Where inheritance (extension) properly belongs is the definition of interfaces.
Dynamic invocation, not strict inheritance is the issue here. Simply getting functions and fields from a superclass costs nothing if at each callsite the compiler knows enough to say where it is from.
But this may only happen when no virtual / overridden methods are involved, no VMT to look up in, no polymorphism at play. This is tanamount to composition, which should be preferred over inheritance anyway.
In this regard, Go and Rust do classes / objects right, Java provides the classical pitfalls, and C++ is the territory where unspeakable horrors can be freely implemented, as usual.
Overriding is fine. The issue comes with polymorphism and would even without inheritance per se, as can be seen in Go where interfaces provide polymorphism without inheritance.
You're right, the issue comes from polymorphism, and from use of polymorphic values when the specific class cannot be determined statically. But this is sort of the point of polymorphism, can't do much about it, except maybe caching the looked-up value(s) when looping over a polymorphic collection.
Parent is correct - if the compiler has the information to devirtualize it becomes direct dispatch regardless of the mechanisms involved at the source level. This is also typically true for JITs.
This is true as long as the compiler actually can de-virtualize the method, that is, that it can prove that the objects it's handling at a particular call site do not override it.
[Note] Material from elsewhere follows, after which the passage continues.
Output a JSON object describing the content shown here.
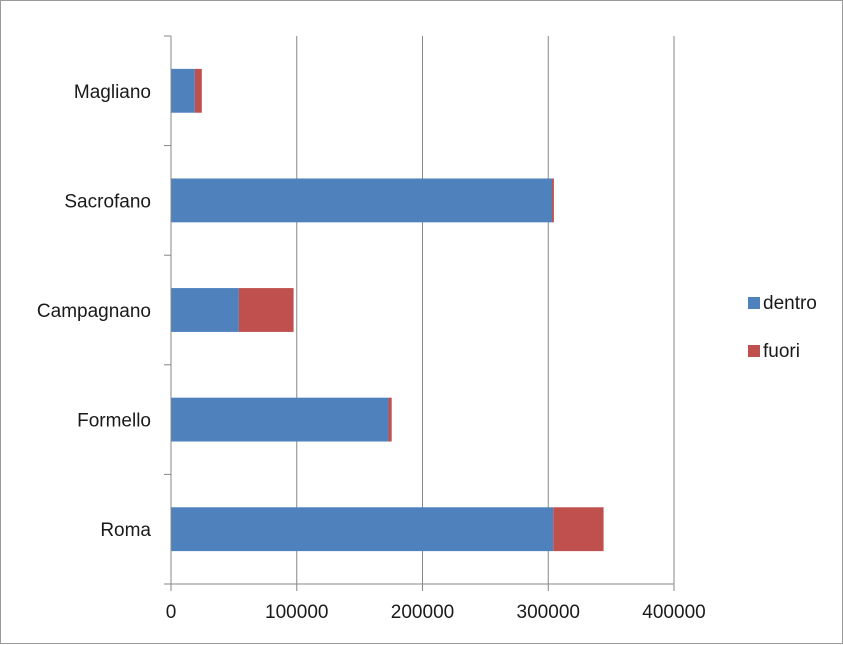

Quite often this is not the case, because of the pattern when the programmer is expected to override / implement an abstract method to plug in the desired functionality. The lookup can be fast if there are few classes involved, and their vtables get cached.
JITs can do many fascinating optimizations based on profiling the actual code. They must always be on guard though for a case when their profiling-based conclusions fail to hold with some new data, and they have to de-optimize. This being on guard also has its cost.
Even if you call a pure virtual function of an abstract base class, the compiler can devirtualize if it can determine the type anyway due to data flow analysis. There are limitations but with LTO you’d be surprised at how effective the compiler is here. Also in Rust you’re never going through the vtable unless it’s a &dyn Trait and the compiler fails to devirtualize.
Nah. Classic C++/Java style inheritance with vtable dispatch is very fast. Generally no slower than a C-style function call, and actually sometimes faster depending on how the C code is linked, characteristics of the CPU, etc.
This assumes that the vtables stay in at least L2 cache, which may be a correct assumption for the few hot-path classes. In this regard, I remember how Facebook's android app once failed to build when the codebase exceeded the limit of 64k classes.
No, Java does Class hierarchy analysis and has multiple way not to use v-table calls.
Single site (no class found overriding a method) are static and can be inlined directly. Dual call sites use a class check (which is a simple equality), can be inlined, no v-table. 3-5 call sites use inline caches (e.g. the compiler records what class have been used) that are similar and some can be inlined, usually plus a guard check.
Only high polymorphic calls use v-table and in practice is a very rare occasion, even with Java totally embracing inheritance (or polymorphic interfaces)
Note: CHA is dynamic and happens at runtime, depending which classes have been loaded. Loading new classes causes CHA to be performed again and if there are affected sites, the latter are to be deoptimized (and re-JIT again)
if the dispatches do use vtable they won't be inline and won't be faster. The real deal is inlining when necessary, which inheritance doesn't really prevent.
I guess it could simplify the GC but modern garbage collectors have come a long way.